The first hole was filled by sovereign wealth funds from Singapore to Timbuktoo and their money is still underwater for over 70%. The second hole was filled by a placing with the Abu Dhabi Sheikh, which broke all the pre-emption rules that are so vital to the City and would have ended in dilutionary disaster if Barclays had needed more capital before 30 June.

And it was a close call, as the third hole is now being filled by the sale of iShares out of Barclays Global Investors, which itself is now being sold to BlackRock for $11.8 billion. These were good growth, low risk, fee-driven businesses that contributed 10% of Barclays Group profits.

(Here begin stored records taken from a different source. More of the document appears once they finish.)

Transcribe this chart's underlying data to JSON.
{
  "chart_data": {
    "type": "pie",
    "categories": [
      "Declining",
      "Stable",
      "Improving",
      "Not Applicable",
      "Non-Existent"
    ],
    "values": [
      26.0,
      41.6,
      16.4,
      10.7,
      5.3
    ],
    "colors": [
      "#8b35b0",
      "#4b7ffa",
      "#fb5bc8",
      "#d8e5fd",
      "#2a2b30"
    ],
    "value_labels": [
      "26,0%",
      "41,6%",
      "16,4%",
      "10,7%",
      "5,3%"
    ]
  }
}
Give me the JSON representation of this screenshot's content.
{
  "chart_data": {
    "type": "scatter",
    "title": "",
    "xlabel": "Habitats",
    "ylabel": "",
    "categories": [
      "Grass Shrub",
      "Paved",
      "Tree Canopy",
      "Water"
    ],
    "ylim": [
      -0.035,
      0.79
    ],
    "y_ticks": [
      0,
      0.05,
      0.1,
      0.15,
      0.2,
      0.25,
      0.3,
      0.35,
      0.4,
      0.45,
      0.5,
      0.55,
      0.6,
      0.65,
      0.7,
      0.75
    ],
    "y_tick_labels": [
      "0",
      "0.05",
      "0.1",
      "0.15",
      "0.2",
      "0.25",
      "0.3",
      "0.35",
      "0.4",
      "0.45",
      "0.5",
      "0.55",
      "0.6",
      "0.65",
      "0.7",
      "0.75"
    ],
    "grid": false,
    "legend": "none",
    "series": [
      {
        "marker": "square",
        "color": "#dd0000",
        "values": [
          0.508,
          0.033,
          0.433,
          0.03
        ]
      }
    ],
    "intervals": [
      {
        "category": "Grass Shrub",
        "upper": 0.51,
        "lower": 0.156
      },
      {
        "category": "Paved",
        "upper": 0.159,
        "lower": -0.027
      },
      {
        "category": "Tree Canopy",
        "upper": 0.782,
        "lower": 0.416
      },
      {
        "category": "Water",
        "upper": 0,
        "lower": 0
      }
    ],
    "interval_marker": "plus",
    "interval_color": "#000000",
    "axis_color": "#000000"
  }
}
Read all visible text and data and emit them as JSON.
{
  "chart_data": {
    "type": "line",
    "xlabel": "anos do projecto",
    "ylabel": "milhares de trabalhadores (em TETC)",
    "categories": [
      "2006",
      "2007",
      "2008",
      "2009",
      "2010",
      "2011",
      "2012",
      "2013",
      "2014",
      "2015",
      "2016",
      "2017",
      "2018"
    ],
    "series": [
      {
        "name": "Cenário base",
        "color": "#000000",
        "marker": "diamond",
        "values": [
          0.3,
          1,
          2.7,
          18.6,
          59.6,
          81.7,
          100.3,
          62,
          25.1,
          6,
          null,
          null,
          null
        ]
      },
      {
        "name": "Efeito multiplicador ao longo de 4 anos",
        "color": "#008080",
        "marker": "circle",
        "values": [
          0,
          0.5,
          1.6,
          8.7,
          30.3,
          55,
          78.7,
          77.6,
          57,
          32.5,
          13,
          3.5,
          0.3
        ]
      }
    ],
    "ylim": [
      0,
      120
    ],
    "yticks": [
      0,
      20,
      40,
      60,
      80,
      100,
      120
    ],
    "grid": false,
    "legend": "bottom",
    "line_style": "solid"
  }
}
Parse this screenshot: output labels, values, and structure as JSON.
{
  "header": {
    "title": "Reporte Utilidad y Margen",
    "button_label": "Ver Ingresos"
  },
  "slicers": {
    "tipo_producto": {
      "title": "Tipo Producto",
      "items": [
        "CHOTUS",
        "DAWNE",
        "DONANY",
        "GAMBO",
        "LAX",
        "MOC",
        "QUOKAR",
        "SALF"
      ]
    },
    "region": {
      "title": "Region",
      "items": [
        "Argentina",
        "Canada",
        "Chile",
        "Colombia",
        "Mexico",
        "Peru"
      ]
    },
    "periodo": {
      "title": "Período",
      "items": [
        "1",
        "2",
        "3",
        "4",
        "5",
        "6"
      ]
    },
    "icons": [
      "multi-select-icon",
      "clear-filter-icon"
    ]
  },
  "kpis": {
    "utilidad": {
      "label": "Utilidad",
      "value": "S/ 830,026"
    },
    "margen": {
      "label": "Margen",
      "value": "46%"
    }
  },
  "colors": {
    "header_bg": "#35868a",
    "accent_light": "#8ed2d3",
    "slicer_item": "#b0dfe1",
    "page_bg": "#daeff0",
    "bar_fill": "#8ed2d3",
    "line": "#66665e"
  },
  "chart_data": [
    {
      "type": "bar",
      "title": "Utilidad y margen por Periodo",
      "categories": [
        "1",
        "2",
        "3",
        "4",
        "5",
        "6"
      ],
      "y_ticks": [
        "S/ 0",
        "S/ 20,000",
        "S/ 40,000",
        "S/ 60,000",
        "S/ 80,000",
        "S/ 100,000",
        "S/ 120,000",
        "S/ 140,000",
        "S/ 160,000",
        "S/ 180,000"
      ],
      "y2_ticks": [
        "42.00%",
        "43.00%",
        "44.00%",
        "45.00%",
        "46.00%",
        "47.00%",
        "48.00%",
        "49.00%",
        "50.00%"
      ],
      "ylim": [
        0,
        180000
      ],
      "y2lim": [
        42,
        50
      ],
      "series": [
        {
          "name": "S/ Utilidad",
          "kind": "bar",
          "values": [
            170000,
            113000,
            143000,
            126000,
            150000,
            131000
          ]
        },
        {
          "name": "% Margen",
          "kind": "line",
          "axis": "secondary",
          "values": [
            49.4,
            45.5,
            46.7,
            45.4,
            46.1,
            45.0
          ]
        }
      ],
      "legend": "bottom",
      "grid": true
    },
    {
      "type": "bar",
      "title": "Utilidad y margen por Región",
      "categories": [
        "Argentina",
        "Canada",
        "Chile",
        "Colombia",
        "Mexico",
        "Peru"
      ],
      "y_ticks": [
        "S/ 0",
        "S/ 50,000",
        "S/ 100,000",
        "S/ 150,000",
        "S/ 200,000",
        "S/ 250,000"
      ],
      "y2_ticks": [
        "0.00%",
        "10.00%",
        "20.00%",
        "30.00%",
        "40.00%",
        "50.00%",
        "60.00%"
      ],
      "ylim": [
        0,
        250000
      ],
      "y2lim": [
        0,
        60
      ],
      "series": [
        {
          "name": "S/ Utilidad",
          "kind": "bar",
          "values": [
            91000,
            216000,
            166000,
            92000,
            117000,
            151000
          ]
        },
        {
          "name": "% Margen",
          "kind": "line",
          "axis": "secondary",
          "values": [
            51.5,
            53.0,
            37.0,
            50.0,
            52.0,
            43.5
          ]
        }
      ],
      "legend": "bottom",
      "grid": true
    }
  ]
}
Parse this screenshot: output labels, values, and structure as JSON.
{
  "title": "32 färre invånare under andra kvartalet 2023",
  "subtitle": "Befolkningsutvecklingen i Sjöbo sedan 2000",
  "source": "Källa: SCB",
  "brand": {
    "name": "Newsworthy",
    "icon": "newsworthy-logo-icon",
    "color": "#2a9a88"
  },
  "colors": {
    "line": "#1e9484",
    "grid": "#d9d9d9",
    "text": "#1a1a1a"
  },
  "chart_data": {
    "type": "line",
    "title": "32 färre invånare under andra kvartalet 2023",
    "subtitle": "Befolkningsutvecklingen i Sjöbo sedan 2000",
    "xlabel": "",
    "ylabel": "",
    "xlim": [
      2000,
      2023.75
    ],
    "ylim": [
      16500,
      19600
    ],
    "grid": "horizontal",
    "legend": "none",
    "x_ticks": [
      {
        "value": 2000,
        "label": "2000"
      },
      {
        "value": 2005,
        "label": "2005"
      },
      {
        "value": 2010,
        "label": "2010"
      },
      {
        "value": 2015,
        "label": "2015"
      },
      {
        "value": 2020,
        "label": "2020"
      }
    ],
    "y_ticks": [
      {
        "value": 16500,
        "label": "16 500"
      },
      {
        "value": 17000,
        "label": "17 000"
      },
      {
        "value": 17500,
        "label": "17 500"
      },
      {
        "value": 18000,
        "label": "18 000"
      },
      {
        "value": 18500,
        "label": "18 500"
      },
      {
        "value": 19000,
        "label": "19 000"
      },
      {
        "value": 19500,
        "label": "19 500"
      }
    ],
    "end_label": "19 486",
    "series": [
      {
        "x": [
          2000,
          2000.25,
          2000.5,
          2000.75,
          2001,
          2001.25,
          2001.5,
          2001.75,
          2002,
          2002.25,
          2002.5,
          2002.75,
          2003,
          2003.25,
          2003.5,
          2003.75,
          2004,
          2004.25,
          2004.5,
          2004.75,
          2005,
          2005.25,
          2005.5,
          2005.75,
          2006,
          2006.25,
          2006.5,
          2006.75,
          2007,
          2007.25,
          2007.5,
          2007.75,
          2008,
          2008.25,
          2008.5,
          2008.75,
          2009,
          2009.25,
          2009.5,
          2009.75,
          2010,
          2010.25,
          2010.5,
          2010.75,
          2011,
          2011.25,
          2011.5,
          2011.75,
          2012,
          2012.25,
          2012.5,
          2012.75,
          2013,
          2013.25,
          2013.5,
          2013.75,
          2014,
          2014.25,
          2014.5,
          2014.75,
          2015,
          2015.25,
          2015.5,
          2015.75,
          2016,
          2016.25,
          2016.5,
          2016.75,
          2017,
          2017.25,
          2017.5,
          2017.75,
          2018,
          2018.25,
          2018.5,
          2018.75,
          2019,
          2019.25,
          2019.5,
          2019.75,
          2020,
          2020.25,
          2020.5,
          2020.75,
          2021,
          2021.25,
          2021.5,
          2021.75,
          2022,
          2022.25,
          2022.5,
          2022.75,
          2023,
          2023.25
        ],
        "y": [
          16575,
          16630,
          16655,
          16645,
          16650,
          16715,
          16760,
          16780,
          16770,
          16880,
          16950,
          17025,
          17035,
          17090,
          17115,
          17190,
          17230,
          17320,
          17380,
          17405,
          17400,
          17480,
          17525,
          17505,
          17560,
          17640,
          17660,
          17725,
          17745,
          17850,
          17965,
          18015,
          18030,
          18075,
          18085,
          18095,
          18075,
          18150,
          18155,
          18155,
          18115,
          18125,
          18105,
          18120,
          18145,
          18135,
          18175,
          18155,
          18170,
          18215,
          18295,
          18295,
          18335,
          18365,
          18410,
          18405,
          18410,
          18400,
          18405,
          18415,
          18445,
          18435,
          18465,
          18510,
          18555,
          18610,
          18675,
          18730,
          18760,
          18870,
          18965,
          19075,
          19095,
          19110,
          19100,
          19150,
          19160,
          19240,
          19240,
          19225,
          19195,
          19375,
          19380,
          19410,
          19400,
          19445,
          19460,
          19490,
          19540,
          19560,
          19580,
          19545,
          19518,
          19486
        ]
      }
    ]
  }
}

They are being sold as Barclays needs the money and hasn’t accepted the government’s asset insurance plan, which would have added further discrete protection for depositors.

Barclays’ core Tier 1 Capital of £30 billion, after the sale of BGI, will be 7.5% compared to around 9.0% of its peers; and its equity to total assets of £1.0 trillion ratio will be x35, compared with RBS at x20, Lloyds at x23 and HSBC at x26. (These are calculations based on historic data and are approximate.)

The plain fact is that Barclays is low on capital and running out of options, and that’s before the current year’s provisions of around £10.0 billion are deducted from the post-BGI profits of around £8.0 billion. Barclays is not out of the woods yet and a massive rights issue is still on the cards, or something far worse.

On reflection, Glass-Steagall does not seem in the slightest anachronistic, but an Act long sold out long before its sell-by date. The brinksmanship employed by the duo at Barclays has luckily paid off so far, but the issue that remains is whether the depositors should ever have been taken for a walk this close to the cliffs. And did the regulators do or say anything?